激痛に起こされて目を開けると、いつの間にか自分のベッドにうつ伏せに寝かされていた。

「エニシ、大丈夫か?」

イタチの声が聞こえて、呻くのを止めた。

「うん、大丈夫。へーきへーき。」

私はそのままありったけのチャクラを込めて影分身を出す。
すると、背中の服を傷口に沿って捲り、消毒して、傷を塞いでいく。
でも、チャクラが足りないせいで完治とまではいかなかず、途中で消えてしまった。
傷が浅くなっただけマシね。

「…多少の傷くらいだったら大丈夫だと言ってなかったか?」

あ、怒ってる…。

そろりとイタチの方を見ると、椅子に座っていて、兄ちゃんみたいに腕を組んでムスッとしていた。
似てるかも。
仲良かっただけあるね(笑)

「…笑い事じゃないんだがな。

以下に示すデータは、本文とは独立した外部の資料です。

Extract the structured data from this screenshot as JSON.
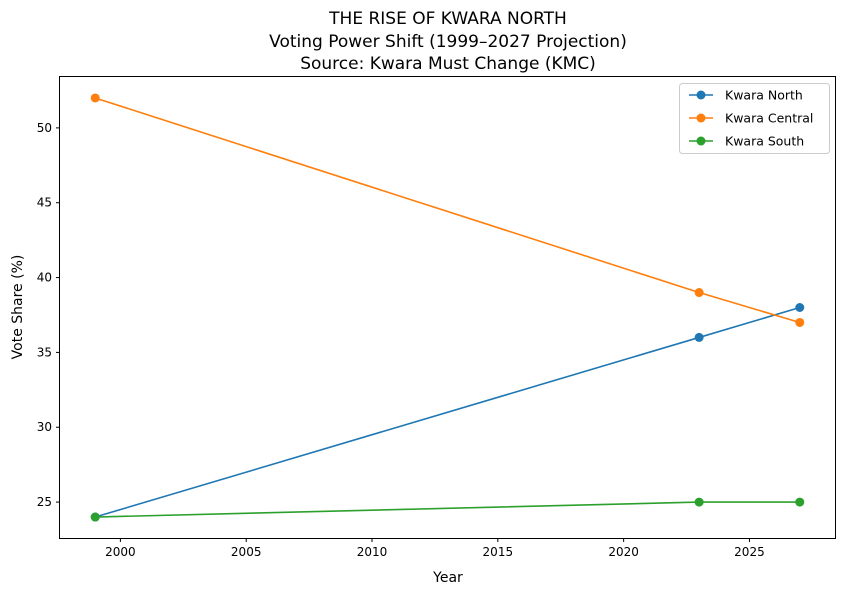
{
  "chart_data": {
    "type": "line",
    "title_lines": [
      "THE RISE OF KWARA NORTH",
      "Voting Power Shift (1999–2027 Projection)",
      "Source: Kwara Must Change (KMC)"
    ],
    "xlabel": "Year",
    "ylabel": "Vote Share (%)",
    "x": [
      1999,
      2023,
      2027
    ],
    "xlim": [
      1997.6,
      2028.4
    ],
    "ylim": [
      22.6,
      53.4
    ],
    "xticks": [
      2000,
      2005,
      2010,
      2015,
      2020,
      2025
    ],
    "yticks": [
      25,
      30,
      35,
      40,
      45,
      50
    ],
    "grid": false,
    "legend_position": "top-right",
    "series": [
      {
        "name": "Kwara North",
        "color": "#1f77b4",
        "values": [
          24,
          36,
          38
        ]
      },
      {
        "name": "Kwara Central",
        "color": "#ff7f0e",
        "values": [
          52,
          39,
          37
        ]
      },
      {
        "name": "Kwara South",
        "color": "#2ca02c",
        "values": [
          24,
          25,
          25
        ]
      }
    ]
  }
}
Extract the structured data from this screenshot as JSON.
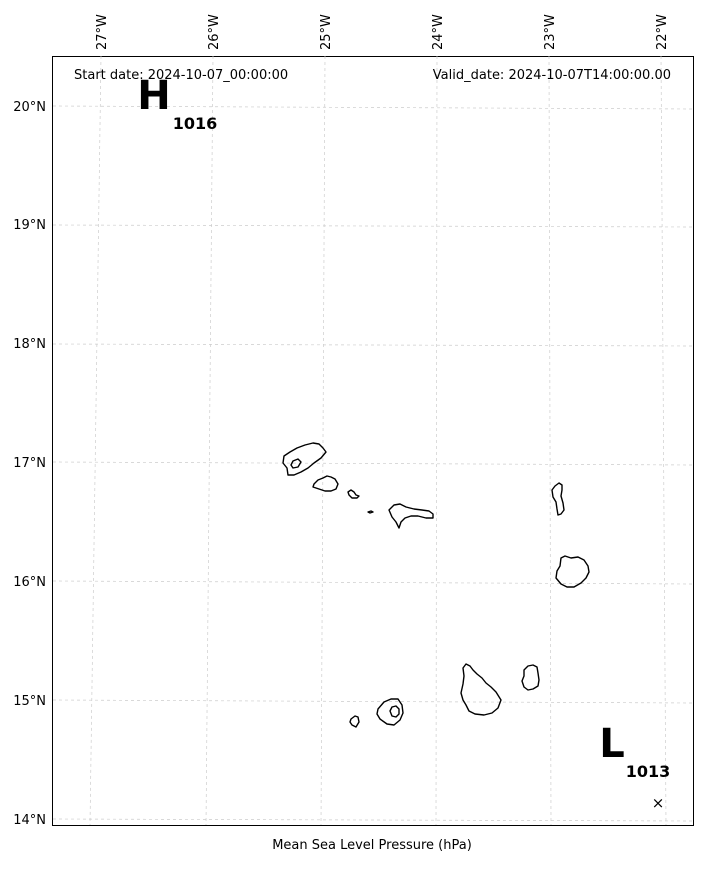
{
  "map": {
    "start_date": "Start date: 2024-10-07_00:00:00",
    "valid_date": "Valid_date: 2024-10-07T14:00:00.00",
    "footer_label": "Mean Sea Level Pressure (hPa)",
    "lon_ticks": [
      "27°W",
      "26°W",
      "25°W",
      "24°W",
      "23°W",
      "22°W"
    ],
    "lat_ticks": [
      "20°N",
      "19°N",
      "18°N",
      "17°N",
      "16°N",
      "15°N",
      "14°N"
    ],
    "high_center": {
      "letter": "H",
      "value": "1016"
    },
    "low_center": {
      "letter": "L",
      "value": "1013",
      "marker": "×"
    },
    "region": "Cape Verde Islands"
  }
}
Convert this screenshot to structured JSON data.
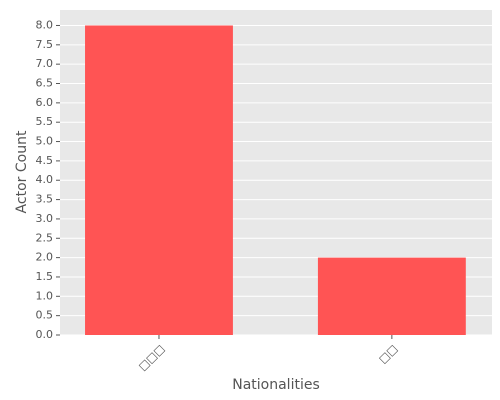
{
  "chart_data": {
    "type": "bar",
    "categories": [
      "□□□",
      "□□"
    ],
    "values": [
      8,
      2
    ],
    "color": "#ff5454",
    "xlabel": "Nationalities",
    "ylabel": "Actor Count",
    "ylim": [
      0,
      8.4
    ],
    "yticks": [
      {
        "value": 0,
        "label": "0.0"
      },
      0.5,
      {
        "value": 1,
        "label": "1.0"
      },
      1.5,
      {
        "value": 2,
        "label": "2.0"
      },
      2.5,
      {
        "value": 3,
        "label": "3.0"
      },
      3.5,
      {
        "value": 4,
        "label": "4.0"
      },
      4.5,
      {
        "value": 5,
        "label": "5.0"
      },
      5.5,
      {
        "value": 6,
        "label": "6.0"
      },
      6.5,
      {
        "value": 7,
        "label": "7.0"
      },
      7.5,
      {
        "value": 8,
        "label": "8.0"
      }
    ],
    "grid": true
  }
}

」

「ごめんごめん。なんか心配されるのって久しぶりでさ。」

それを聞いて、イタチは大きくため息をつく。
私が笑って誤魔化すと兄ちゃんもそんな感じになったっけ。

ふふっ、懐かしい気分。

「まぁ、いい。起きれそうか?」

「うん、痛み止め飲みたいから食べ物がほしいな。」

ゆっくりと体を動かして身を起こしていく。
部屋をざっと見回すと、小さな窓からは光が漏れていた。

「今、何時?」

「朝の五時くらいだな。」

イタチが部屋の置時計を見ながら答えた。

「ごめん、もしかして一晩中付き添ってくれてた?」

「まぁ…眠れなかったしな。」

「ごめんね、心配かけて。」

「いいさ。俺が好きでやったことだ。」

ほんと、お兄ちゃん属性が過ぎる。
面倒見がいいんだから。

「ありがと。」

小さくお礼を言ったら、優しい笑みが返ってきた。